Optimizing code

I am working on a project that has many peripherals including Gps, Accelerometer, Can and ... . Recently I am facing code size error. I started to optimize my code and when I checked the size of function rust float variable conversion has much cost for me. How can I reduce this size ?

You may be interested in reading:

But the main rules of thumb are:

1. avoid generics / impl Trait-in-argument-position.
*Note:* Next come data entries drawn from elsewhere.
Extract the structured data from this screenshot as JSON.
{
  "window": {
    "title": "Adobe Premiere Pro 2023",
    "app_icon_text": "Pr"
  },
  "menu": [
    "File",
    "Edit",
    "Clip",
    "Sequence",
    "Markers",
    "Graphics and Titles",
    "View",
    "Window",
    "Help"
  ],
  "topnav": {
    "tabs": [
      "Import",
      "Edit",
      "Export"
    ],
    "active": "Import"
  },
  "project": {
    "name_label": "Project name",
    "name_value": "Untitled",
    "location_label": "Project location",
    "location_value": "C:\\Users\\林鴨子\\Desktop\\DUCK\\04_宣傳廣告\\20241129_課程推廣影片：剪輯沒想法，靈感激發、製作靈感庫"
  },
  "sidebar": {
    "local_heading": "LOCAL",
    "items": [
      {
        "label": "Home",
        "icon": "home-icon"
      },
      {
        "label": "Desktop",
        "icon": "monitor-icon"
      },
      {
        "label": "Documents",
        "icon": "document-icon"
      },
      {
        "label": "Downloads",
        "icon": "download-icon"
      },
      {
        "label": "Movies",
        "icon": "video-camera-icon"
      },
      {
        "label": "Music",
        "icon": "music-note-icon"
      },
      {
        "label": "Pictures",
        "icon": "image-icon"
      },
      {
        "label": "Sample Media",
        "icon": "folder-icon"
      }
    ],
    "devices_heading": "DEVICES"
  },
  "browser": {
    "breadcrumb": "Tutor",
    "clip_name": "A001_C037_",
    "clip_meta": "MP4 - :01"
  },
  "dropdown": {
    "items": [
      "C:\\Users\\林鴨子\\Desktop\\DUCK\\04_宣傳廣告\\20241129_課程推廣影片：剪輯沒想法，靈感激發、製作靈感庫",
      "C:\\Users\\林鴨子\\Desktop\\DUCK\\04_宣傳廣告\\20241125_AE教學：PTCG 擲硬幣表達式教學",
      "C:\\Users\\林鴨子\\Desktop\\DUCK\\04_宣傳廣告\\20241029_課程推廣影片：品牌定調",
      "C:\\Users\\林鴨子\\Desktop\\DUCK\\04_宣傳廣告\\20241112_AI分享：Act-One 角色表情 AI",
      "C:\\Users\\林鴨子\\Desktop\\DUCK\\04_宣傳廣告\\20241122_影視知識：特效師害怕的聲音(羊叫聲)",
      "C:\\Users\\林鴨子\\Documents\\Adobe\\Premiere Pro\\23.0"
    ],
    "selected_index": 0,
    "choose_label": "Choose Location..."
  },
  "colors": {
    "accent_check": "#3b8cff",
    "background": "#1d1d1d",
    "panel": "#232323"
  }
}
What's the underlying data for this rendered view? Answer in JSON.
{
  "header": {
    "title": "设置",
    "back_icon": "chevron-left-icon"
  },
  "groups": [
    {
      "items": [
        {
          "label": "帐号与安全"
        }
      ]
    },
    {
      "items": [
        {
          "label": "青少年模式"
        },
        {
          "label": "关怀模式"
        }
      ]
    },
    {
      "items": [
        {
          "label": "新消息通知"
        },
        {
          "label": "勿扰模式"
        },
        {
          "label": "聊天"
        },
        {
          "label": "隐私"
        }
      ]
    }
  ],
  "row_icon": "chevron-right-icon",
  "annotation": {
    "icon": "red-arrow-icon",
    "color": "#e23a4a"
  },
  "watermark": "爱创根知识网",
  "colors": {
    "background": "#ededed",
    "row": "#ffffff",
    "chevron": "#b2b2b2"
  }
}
At least for big functions.

For instance, look at how the standard library does it:

  • Notice how it features a generic function to improve call-site ergonomics, but how it avoids implementing it as:

    fn write<P: AsRef<Path>, C: AsRef<[u8]>>(path: P, contents: C) -> io::Result<()> {
        File::create(path.as_ref())?.write_all(contents.as_ref())
    }
    

    Indeed, the non-generic part of that code (here, granted, rather small, but in other cases it can definitely become bigger), that is, the File::create()? call and the .write_all()? call are otherwise copy-pasted for each choice of generics across all the possible callers of that function, leading to duplication which could otherwise have been avoided.

Trick: use dyn Trait instead of impl Trait in argument position to more easily factor out code.

2. Use opt-level = "z" in the profile settings (as well as agressive lto)

For the Cargo workspace generateing the final binary, you'd add a [profile.{dev/release}] section (depending on whether you are targetting cargo build or cargo build --release) with an opt-level = "z" line under it.

You may also add a lto = "fat" for link-time optimizations.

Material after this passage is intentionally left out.